Nessa época, já estava consolidado o paradigma do uso de substâncias químicas para a eliminação do “outro”, fosse esse outro um inimigo no campo de batalha ou um inseto capaz de destruir plantações e transmitir doenças. Em ambos os contextos, a produção dessas substâncias estava alinhada aos interesses de um mercado em expansão e altamente lucrativo. Assim, empregar determinados compostos como armas químicas em tempos de guerra e como pesticidas em tempos de paz era considerado uma possibilidade bastante lógica.

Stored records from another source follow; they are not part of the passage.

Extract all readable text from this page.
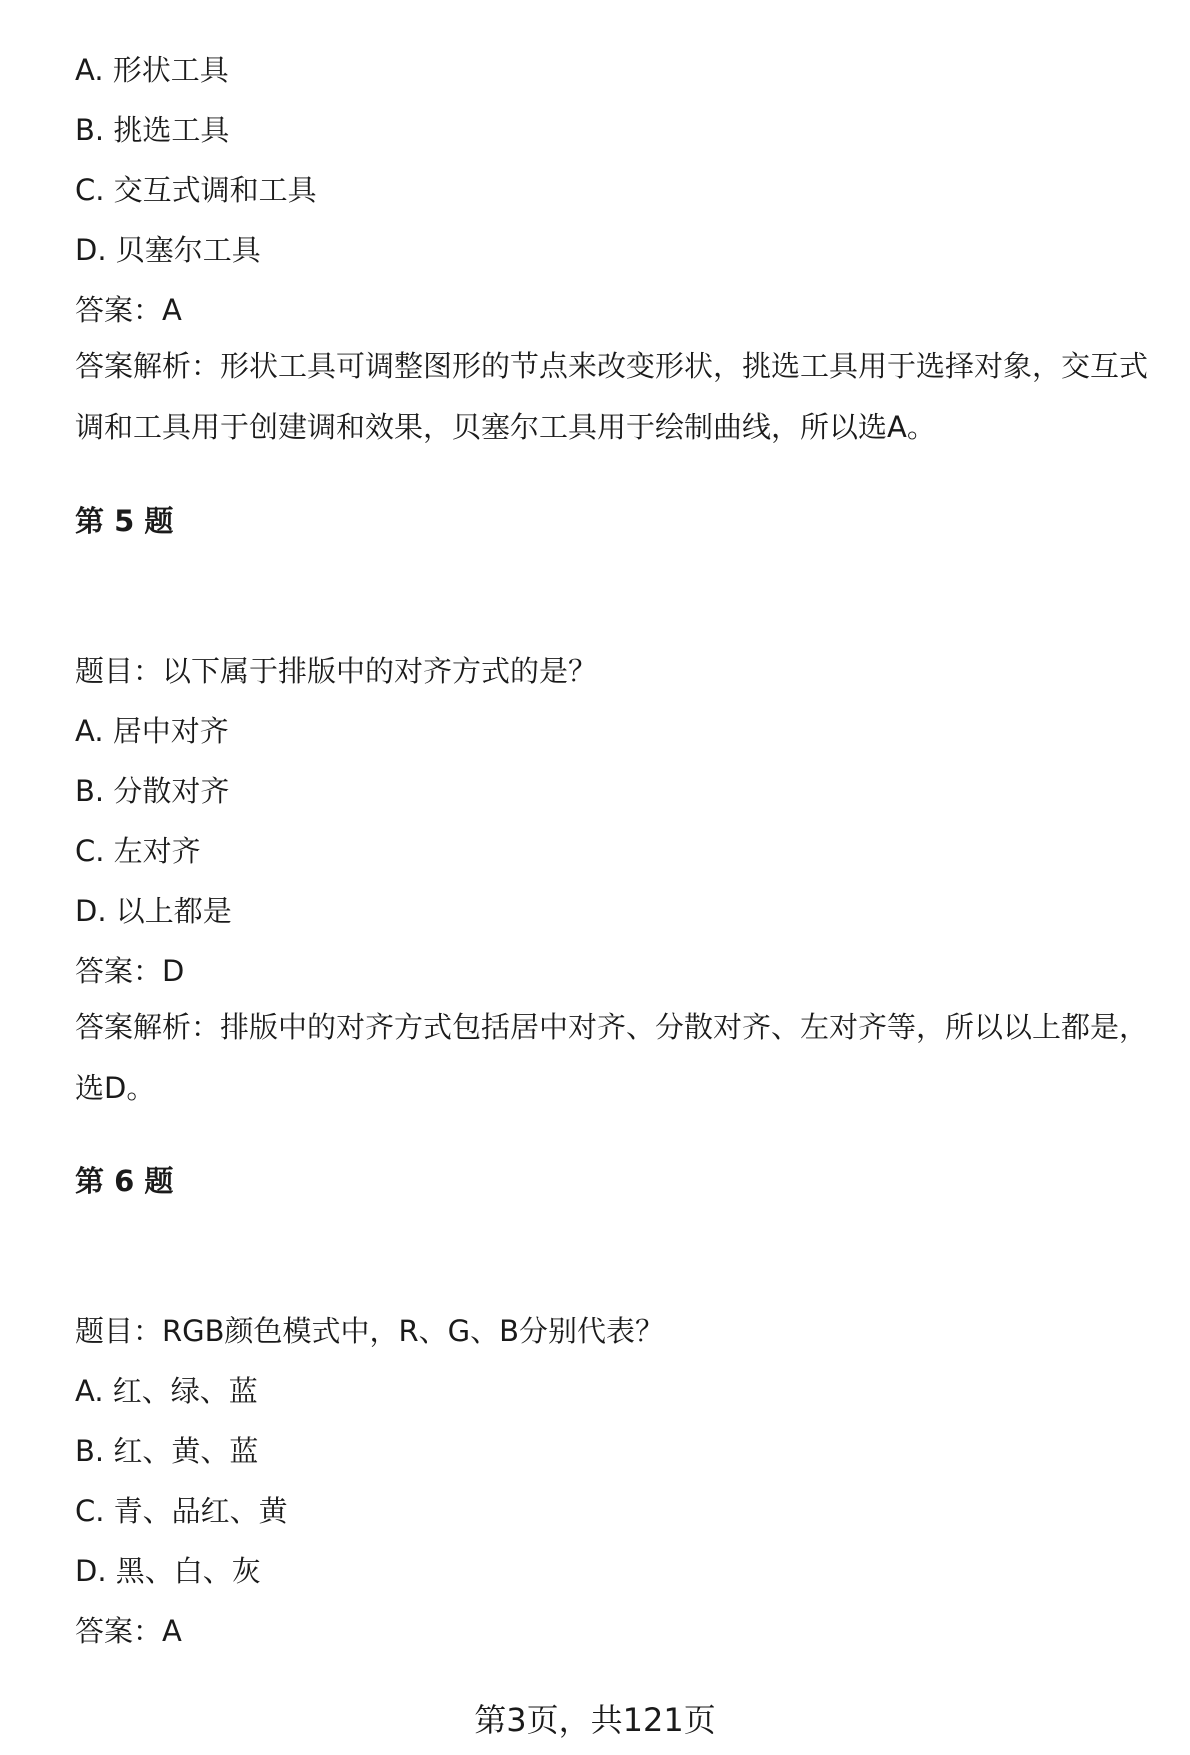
A. 形状工具
B. 挑选工具
C. 交互式调和工具
D. 贝塞尔工具
答案：A
答案解析：形状工具可调整图形的节点来改变形状，挑选工具用于选择对象，交互式调和工具用于创建调和效果，贝塞尔工具用于绘制曲线，所以选A。
第 5 题
题目：以下属于排版中的对齐方式的是？
A. 居中对齐
B. 分散对齐
C. 左对齐
D. 以上都是
答案：D
答案解析：排版中的对齐方式包括居中对齐、分散对齐、左对齐等，所以以上都是，选D。
第 6 题
题目：RGB颜色模式中，R、G、B分别代表？
A. 红、绿、蓝
B. 红、黄、蓝
C. 青、品红、黄
D. 黑、白、灰
答案：A
第3页，共121页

Nessa época, já estava consolidado o paradigma do uso de substâncias químicas para a eliminação do “outro”, fosse esse outro um inimigo no campo de batalha ou um inseto capaz de destruir plantações e transmitir doenças
No livro The Chemical Age: How chemists fought famine and disease, killed millions, and changed our relationship with the Earth, o biólogo Frank Hippel destaca uma visão emblemática de William Sibert (1860-1935), o primeiro diretor do Serviço Norte-Americano de Armas Químicas. Sibert foi categórico ao afirmar que um empreendimento eficaz de guerra nunca deveria ser abandonado até que se tornasse obsoleto. Além disso, defendia que a “genialidade e o patriotismo” demonstrados por químicos e engenheiros durante os tempos de conflito não deveriam ser desperdiçados em períodos de paz. Em outras palavras, enquanto fosse possível encontrar aplicações para as substâncias químicas desenvolvidas durante a guerra, essas inovações deveriam ser aproveitadas.
Deixo claro que meu intuito não é demonizar o uso de substâncias químicas na agricultura. A necessidade do uso de agrotóxicos é um debate aberto e extremamente complexo. Entretanto, essas histórias nos levam a refletir: será que o uso de determinadas substâncias na agricultura foi inicialmente motivado pela necessidade de resolver o problema da fome, que afeta muitos, ou serviu principalmente para criar mercados lucrativos para uma indústria emergente, beneficiando o enriquecimento de poucos?